The Chinese video application TikTok will bring to justice the measures against her adopted by the president of the United States, Donald Trump , who accuses her of serving the espionage of Beijing.

"To ensure that the right is respected and that our company and our users are treated fairly, we have no choice but to challenge the decree (signed by Trump) through the judicial system," the group wrote in a message transmitted to the agency. AFP. The company will file the appeal on Monday, ByteDance, the Chinese group that owns the app, said in a subsequent statement.

Trump has accused the video-sharing platform for several months, without proof, of diverting data from US users for the benefit of Beijing. Trump signed an executive order on August 6 giving Americans 45 days to stop doing business with Bytedance.

In the context of trade and political tensions between the United States and China, the president signed a similar decree against the WeChat platform, which belongs to the Chinese giant Tencent.

Faced with these decisions, the Beijing government denounced "political manipulation and repression" by Washington.
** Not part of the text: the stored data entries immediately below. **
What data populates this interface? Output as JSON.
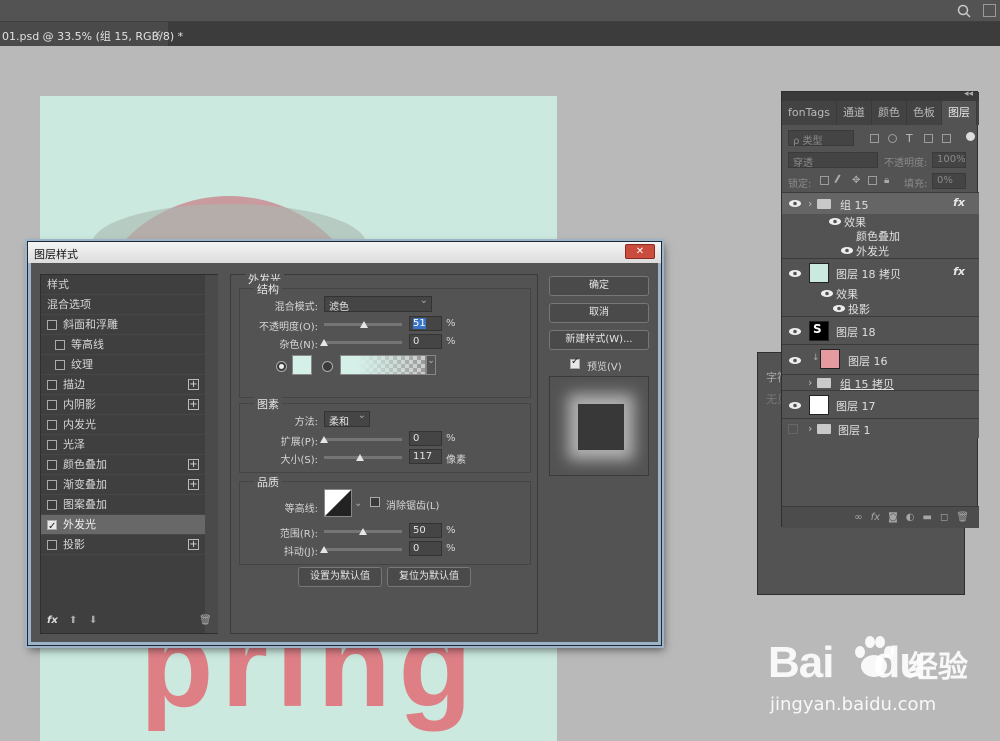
{
  "document_tab": {
    "title": "01.psd @ 33.5% (组 15, RGB/8) *",
    "close": "×"
  },
  "canvas_text": "pring",
  "layers_panel": {
    "collapse": "◂◂",
    "tabs": [
      "fonTags",
      "通道",
      "颜色",
      "色板",
      "图层"
    ],
    "active_tab": "图层",
    "filter_placeholder": "ρ 类型",
    "blend_mode": "穿透",
    "opacity_label": "不透明度:",
    "opacity_value": "100%",
    "lock_label": "锁定:",
    "fill_label": "填充:",
    "fill_value": "0%",
    "layers": [
      {
        "name": "组 15",
        "type": "group",
        "fx": "fx",
        "selected": true
      },
      {
        "name": "效果",
        "type": "effects"
      },
      {
        "name": "颜色叠加",
        "type": "effect"
      },
      {
        "name": "外发光",
        "type": "effect"
      },
      {
        "name": "图层 18 拷贝",
        "type": "layer",
        "fx": "fx"
      },
      {
        "name": "效果",
        "type": "effects"
      },
      {
        "name": "投影",
        "type": "effect"
      },
      {
        "name": "图层 18",
        "type": "layer"
      },
      {
        "name": "图层 16",
        "type": "layer"
      },
      {
        "name": "组 15 拷贝",
        "type": "group"
      },
      {
        "name": "图层 17",
        "type": "layer"
      },
      {
        "name": "图层 1",
        "type": "group"
      }
    ],
    "footer_icons": [
      "link-icon",
      "fx-icon",
      "mask-icon",
      "adjustment-icon",
      "folder-icon",
      "new-layer-icon",
      "trash-icon"
    ]
  },
  "char_panel": {
    "title": "字符",
    "text": "无贝"
  },
  "dialog": {
    "title": "图层样式",
    "styles": [
      {
        "label": "样式",
        "checkbox": false
      },
      {
        "label": "混合选项",
        "checkbox": false
      },
      {
        "label": "斜面和浮雕",
        "checkbox": true,
        "checked": false
      },
      {
        "label": "等高线",
        "checkbox": true,
        "checked": false,
        "indent": true
      },
      {
        "label": "纹理",
        "checkbox": true,
        "checked": false,
        "indent": true
      },
      {
        "label": "描边",
        "checkbox": true,
        "checked": false,
        "plus": true
      },
      {
        "label": "内阴影",
        "checkbox": true,
        "checked": false,
        "plus": true
      },
      {
        "label": "内发光",
        "checkbox": true,
        "checked": false
      },
      {
        "label": "光泽",
        "checkbox": true,
        "checked": false
      },
      {
        "label": "颜色叠加",
        "checkbox": true,
        "checked": false,
        "plus": true
      },
      {
        "label": "渐变叠加",
        "checkbox": true,
        "checked": false,
        "plus": true
      },
      {
        "label": "图案叠加",
        "checkbox": true,
        "checked": false
      },
      {
        "label": "外发光",
        "checkbox": true,
        "checked": true,
        "active": true
      },
      {
        "label": "投影",
        "checkbox": true,
        "checked": false,
        "plus": true
      }
    ],
    "section_title": "外发光",
    "structure": {
      "title": "结构",
      "blend_label": "混合模式:",
      "blend_value": "滤色",
      "opacity_label": "不透明度(O):",
      "opacity_value": "51",
      "opacity_fraction": 0.51,
      "noise_label": "杂色(N):",
      "noise_value": "0",
      "noise_fraction": 0,
      "unit": "%",
      "glow_color": "#d4f0e8"
    },
    "elements": {
      "title": "图素",
      "method_label": "方法:",
      "method_value": "柔和",
      "spread_label": "扩展(P):",
      "spread_value": "0",
      "spread_fraction": 0,
      "size_label": "大小(S):",
      "size_value": "117",
      "size_fraction": 0.46,
      "px_unit": "像素",
      "pct_unit": "%"
    },
    "quality": {
      "title": "品质",
      "contour_label": "等高线:",
      "antialias_label": "消除锯齿(L)",
      "range_label": "范围(R):",
      "range_value": "50",
      "range_fraction": 0.5,
      "jitter_label": "抖动(J):",
      "jitter_value": "0",
      "jitter_fraction": 0,
      "unit": "%"
    },
    "buttons": {
      "set_default": "设置为默认值",
      "reset_default": "复位为默认值",
      "ok": "确定",
      "cancel": "取消",
      "new_style": "新建样式(W)...",
      "preview": "预览(V)"
    },
    "fx_footer": "fx"
  },
  "watermark": {
    "logo": "Bai",
    "logo2": "du",
    "cn": "经验",
    "url": "jingyan.baidu.com"
  }
}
The decrees do not specify the practical consequences, but a ban on any transaction with the two companies could force Google and Apple to remove the two networks from their app stores, preventing their use in the United States.

"Although we do not agree at all with the accusations of the US administration, we have been seeking for almost a year to enter into discussions in good faith to find a solution," said the lawsuit of the Chinese company filed on Saturday.

"But instead we have encountered a lack of respect for legal procedures to the extent that the (Trump) administration does not stick to the facts and tries to meddle in negotiations between private companies," adds TikTok , without specifying in which jurisdiction you plan to file your claim.

Citing national security concerns, Trump also gave ByteDance until mid-November to sell the network's US operations, under penalty of blocking it in the United States.

The software giant Microsoft was the first to express its intention to acquire TikTok. But Donald Trump recently voiced support for a potential takeover offer from Oracle , a group co-founded by Larry Ellison, a fervent supporter of the Republican president, which has raised millions of dollars for his campaign.

TikTok has based its success on tools to create and share short and unconventional videos, play music and humor, and distribute them using algorithms.

The entertainment platform has nearly a billion users worldwide, with a popularity that has grown thanks to months of blocking.